No outro dia, tendo como pano de fundo a notícia de que uma mulher tinha sido morta pelo ex-marido no Barreiro - a terceira desde que o ano começou - o D. fez-me uma pergunta muito simples:
'Achas que no Médio Oriente as mulheres sofrem mais violência doméstica ou a diferença não é assim tão grande em relação à Europa?'
O meu instinto foi replicar-lhe com um muito óbvio 'É CLARO que no Médio Oriente a violência doméstica está mais generalizada do que na Europa. Nem compares, por favor.' mas calei-me a tempo porque o que parece óbvio nem sempre é assim tão óbvio e dei imediatamente conta de que na realidade eu não sabia. Nunca tinha ido ver números, estimativas, estatísticas, comparações, o que fosse.
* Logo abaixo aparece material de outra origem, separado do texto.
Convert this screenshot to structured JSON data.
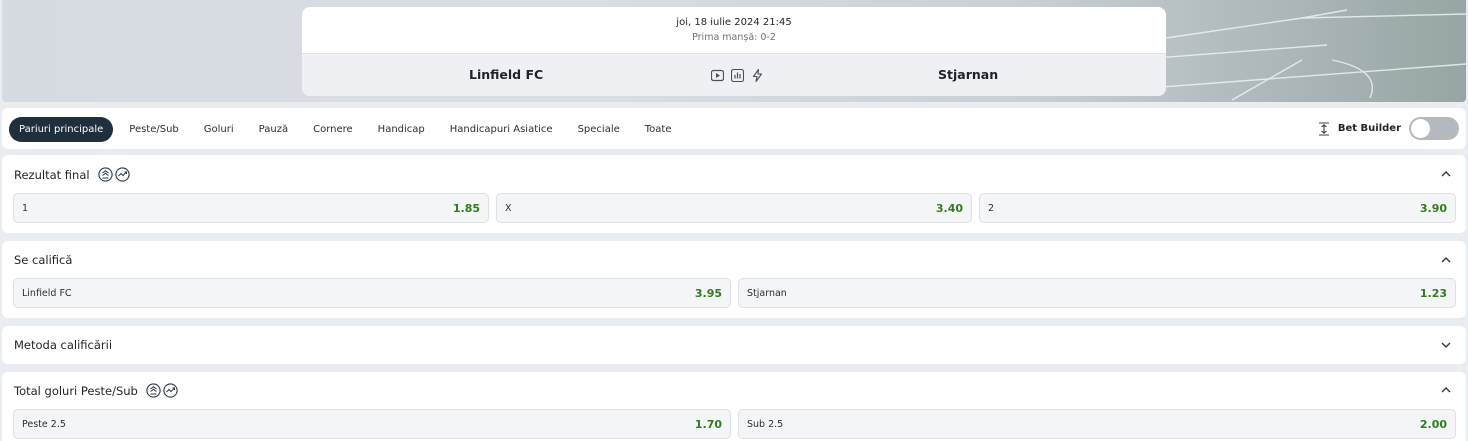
{
  "match": {
    "datetime": "joi, 18 iulie 2024 21:45",
    "first_leg": "Prima manșă: 0-2",
    "home_team": "Linfield FC",
    "away_team": "Stjarnan",
    "icons": [
      "play-video-icon",
      "stats-icon",
      "lightning-icon"
    ]
  },
  "tabs": [
    {
      "label": "Pariuri principale",
      "active": true
    },
    {
      "label": "Peste/Sub"
    },
    {
      "label": "Goluri"
    },
    {
      "label": "Pauză"
    },
    {
      "label": "Cornere"
    },
    {
      "label": "Handicap"
    },
    {
      "label": "Handicapuri Asiatice"
    },
    {
      "label": "Speciale"
    },
    {
      "label": "Toate"
    }
  ],
  "bet_builder": {
    "label": "Bet Builder",
    "enabled": false
  },
  "markets": {
    "final_result": {
      "title": "Rezultat final",
      "expanded": true,
      "badges": [
        "builder-badge-icon",
        "cashout-badge-icon"
      ],
      "odds": [
        {
          "label": "1",
          "value": "1.85"
        },
        {
          "label": "X",
          "value": "3.40"
        },
        {
          "label": "2",
          "value": "3.90"
        }
      ]
    },
    "qualify": {
      "title": "Se califică",
      "expanded": true,
      "odds": [
        {
          "label": "Linfield FC",
          "value": "3.95"
        },
        {
          "label": "Stjarnan",
          "value": "1.23"
        }
      ]
    },
    "qualify_method": {
      "title": "Metoda calificării",
      "expanded": false
    },
    "total_goals": {
      "title": "Total goluri Peste/Sub",
      "expanded": true,
      "badges": [
        "builder-badge-icon",
        "cashout-badge-icon"
      ],
      "odds": [
        {
          "label": "Peste 2.5",
          "value": "1.70"
        },
        {
          "label": "Sub 2.5",
          "value": "2.00"
        }
      ]
    }
  },
  "colors": {
    "odds_value": "#2f7d1f",
    "active_tab_bg": "#1f2f3d",
    "page_bg": "#e9ecf0"
  }
}
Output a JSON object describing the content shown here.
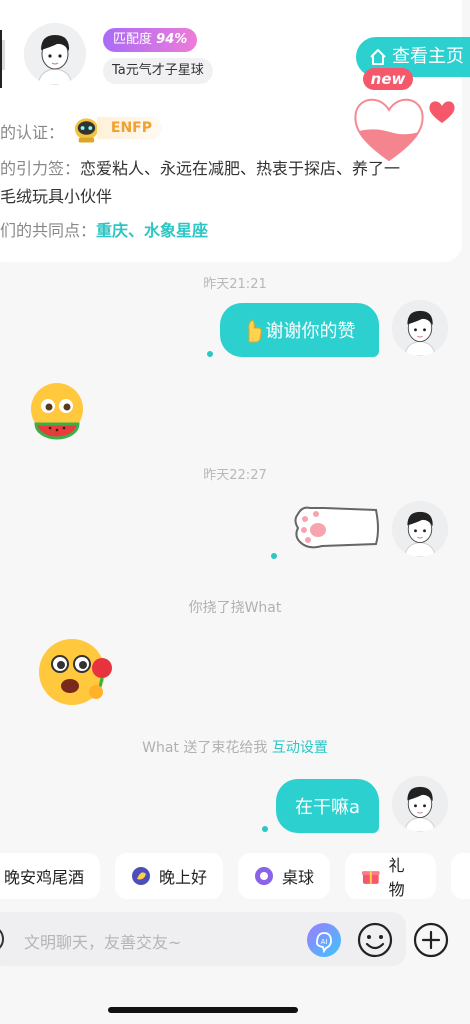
{
  "profile": {
    "match_label": "匹配度",
    "match_value": "94%",
    "planet": "Ta元气才子星球",
    "home_button": "查看主页",
    "new_badge": "new",
    "cert_label": "的认证：",
    "mbti": "ENFP",
    "tags_label": "的引力签：",
    "tags_line1": "恋爱粘人、永远在减肥、热衷于探店、养了一",
    "tags_line2": "毛绒玩具小伙伴",
    "common_label": "们的共同点：",
    "common_value": "重庆、水象星座"
  },
  "chat": {
    "time1": "昨天21:21",
    "msg1": "谢谢你的赞",
    "time2": "昨天22:27",
    "notice1": "你挠了挠What",
    "notice2_text": "What 送了束花给我",
    "notice2_link": "互动设置",
    "msg2": "在干嘛a"
  },
  "quick_replies": [
    {
      "label": "晚安鸡尾酒",
      "icon": "cocktail-icon"
    },
    {
      "label": "晚上好",
      "icon": "moon-icon"
    },
    {
      "label": "桌球",
      "icon": "billiard-ball-icon"
    },
    {
      "label": "礼物",
      "icon": "gift-icon"
    }
  ],
  "input": {
    "placeholder": "文明聊天，友善交友~",
    "ai_label": "AI"
  },
  "colors": {
    "accent": "#2cd0cf",
    "match_gradient_start": "#a96cf6",
    "match_gradient_end": "#ef7bd8",
    "new_badge": "#f5586a",
    "mbti_orange": "#f0a030"
  }
}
A minha ideia era apenas uma perceção formada por ouvir-dizer, por leituras superficiais ao longo dos anos, por uma ligação que me parecia lógica entre falta de direitos civis e maior desrespeito pela humanidade das mulheres nessa parte do mundo do que na Europa, e pela proximidade às campanhas de consciencialização do tema em Portugal e arredores. O único número que conheço, divulgado pela ONU e adotado por inúmeras instituições internacionais e organizações não-governamentais, é a estatística de que uma em cada três mulheres será vítima de violência de género durante a sua vida. Suponho que haja diferenças entre diferentes partes do mundo e que o 1-em-3 fosse uma média mundial. Supus também que se no Ocidente é difícil por vezes obter estatísticas fiáveis sobre os verdadeiros números da violência doméstica, - nem todas as vítimas fazem queixa, nem todas as vítimas têm a consciência de que foram vítimas de um crime - imaginei que em países ditos em desenvolvimento esses números fossem ainda mais difíceis de conseguir e que portanto uma comparação rigorosa não fosse possível entre Europa e Médio Oriente.
Só para terem uma noção, a União Europeia tem desde há meia dúzia de anos para cá um instituto para a igualdade de género, cuja responsabilidade é realizar estudos quantitativos sobre a igualdade entre homens e mulheres nos 28 estados membros da UE todos os anos em diversas áreas, e compará-los uns com os outros e com a média europeia, para que se conheça a evolução ou a regressão de cada um em cada área da vida (aquilo tem estatísticas para coisas corriqueiras como salários, educação, presença na política e em cargos de liderança de empresas, mas também tem estatísticas em áreas como a saúde, o tempo livre de qualidade que cada sexo tem, a segregação nas áreas do saber, etc. Quem gostar de números aconselho vivamente a visitar o índice que está visualmente apelativo e apresentado de forma interativa aqui: http://eige.europa.eu/gender-statistics/gender-equality-index). Uma das áreas que o índice pretendia medir era também a da violência de género, mas precisamente pela falta de estatísticas recolhidas de forma sistemática e fiável por todos os países europeus, essa parte do índice está ainda por preencher convenientemente.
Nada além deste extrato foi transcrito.